INDIANAPOLIS, IN - Eli Lilly and Company announced detailed results from the QWINT-5 phase 3 trial evaluating once-weekly insulin efsitora alfa (efsitora) compared to once-daily insulin degludec in adults with type 1 diabetes who require daily basal and multiple daily mealtime insulin injections. The data were published in The Lancet and simultaneously presented today at the European Association for the Study of Diabetes (EASD) Annual Meeting 2024.

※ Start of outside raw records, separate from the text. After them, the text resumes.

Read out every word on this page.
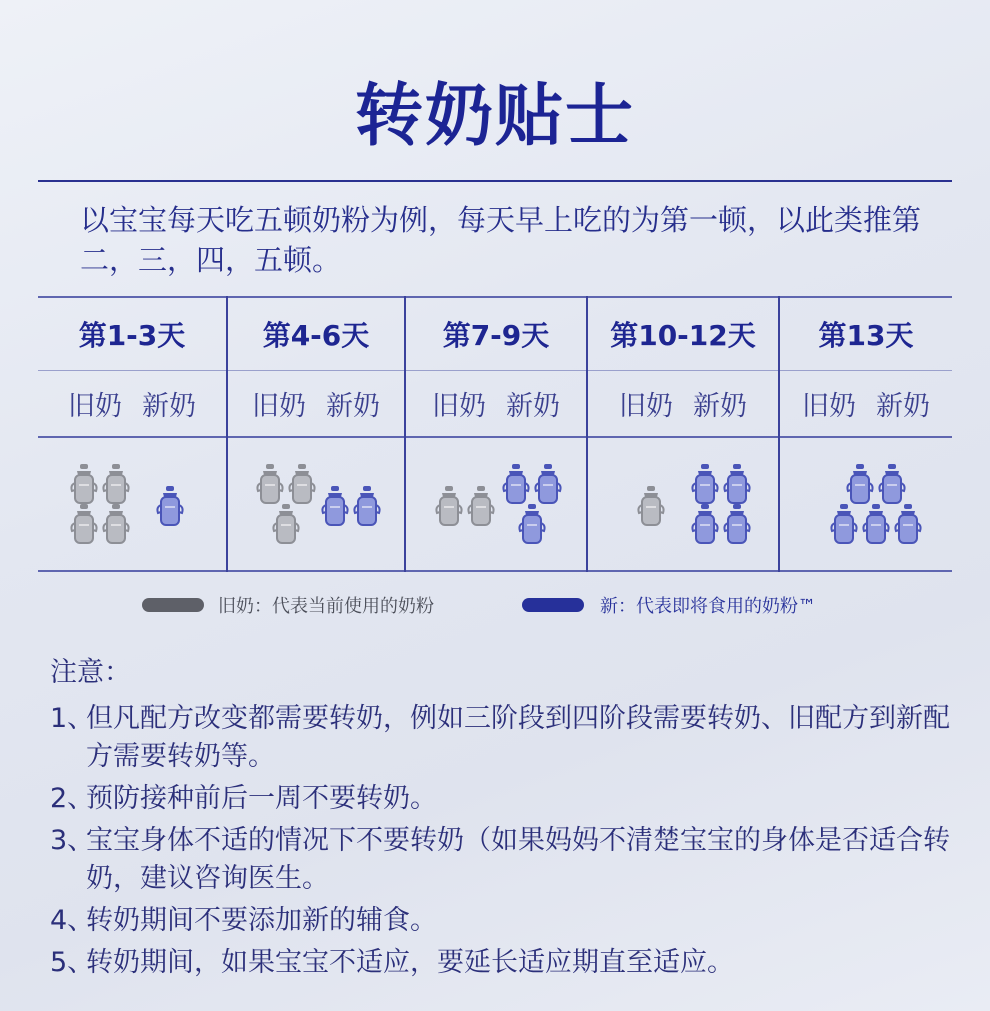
转奶贴士
以宝宝每天吃五顿奶粉为例，每天早上吃的为第一顿，以此类推第二，三，四，五顿。
第1-3天
旧奶 新奶
第4-6天
旧奶 新奶
第7-9天
旧奶 新奶
第10-12天
旧奶 新奶
第13天
旧奶 新奶
旧奶：代表当前使用的奶粉	新：代表即将食用的奶粉™
注意：
1、
但凡配方改变都需要转奶，例如三阶段到四阶段需要转奶、旧配方到新配方需要转奶等。
2、
预防接种前后一周不要转奶。
3、
宝宝身体不适的情况下不要转奶（如果妈妈不清楚宝宝的身体是否适合转奶，建议咨询医生。
4、
转奶期间不要添加新的辅食。
5、
转奶期间，如果宝宝不适应，要延长适应期直至适应。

In the trial, efsitora met the primary endpoint of non-inferior A1C reduction at week 26. For the efficacy estimand, efsitora reduced A1C by 0.53% compared to 0.59% for insulin degludec resulting in an A1C of 7.37% and 7.32% respectively³.

The time in range as measured by continuous glucose monitoring (CGM) was similar between efsitora and insulin degludec during the four weeks prior to week 26. In an additional key secondary endpoint, the estimated combined rates of patient-reported clinically significant (blood glucose <54 mg/dL) or severe nocturnal hypoglycemic events per patient-year of exposure were similar between efsitora and insulin degludec over the 52-week study period.

"People with type 1 diabetes need insulin every day. Currently, they can deliver the insulin using an automated insulin delivery system or by taking a daily basal insulin injection and multiple mealtime insulin injections each day," said Richard Bergenstal, M.D., executive director of the International Diabetes Center, HealthPartners Institute. "This new data shows that with one dose a week of basal insulin, efsitora was able to achieve a similar A1C reduction as taking an injection of one of the most used background insulins every day. I look forward to further evaluation of these data, including ways to minimize hypoglycemia, so once-weekly insulin can be one option for personalizing the management of type 1 diabetes."

In the trial, estimated combined rates of patient-reported clinically significant (blood glucose <54 mg/dL) or severe hypoglycemic events per patient-year of exposure through week 52 were 14.03 with efsitora vs. 11.59 with insulin degludec. There was no evidence of increased duration of hypoglycemia with efsitora compared to insulin degludec based on CGM data.

Estimated rates of severe hypoglycemic events per patient-year of exposure through week 52 were 0.14 with efsitora vs. 0.04 with insulin degludec. More than half (64%) of the reported severe hypoglycemic events with efsitora took place during the initial 12 weeks of the trial's treatment period and incidence of severe hypoglycemia in both treatment groups declined after week 12.

Overall incidence of treatment-emergent adverse events were comparable across treatment groups. Serious adverse events were higher in efsitora compared to insulin degludec, driven by severe hypoglycemic events.

"When we commercialized insulin more than 100 years ago, it marked the beginning of our commitment to people living with type 1 diabetes – today's announcement continues that legacy," said Jeff Emmick, M.D., Ph.D., senior vice president, product development, Lilly. "These results underscore the potential of efsitora to help some people living with type 1 diabetes lower their A1C with only one basal insulin injection per week, while also highlighting the complexity of treating this chronic disease. With the data we have seen from our phase 3 program so far, we are confident in efsitora's potential to transform diabetes care and will continue to pursue new treatment options until we can eliminate the disease entirely."

Detailed results for QWINT-2 are also being presented at EASD and simultaneously published in The New England Journal of Medicine.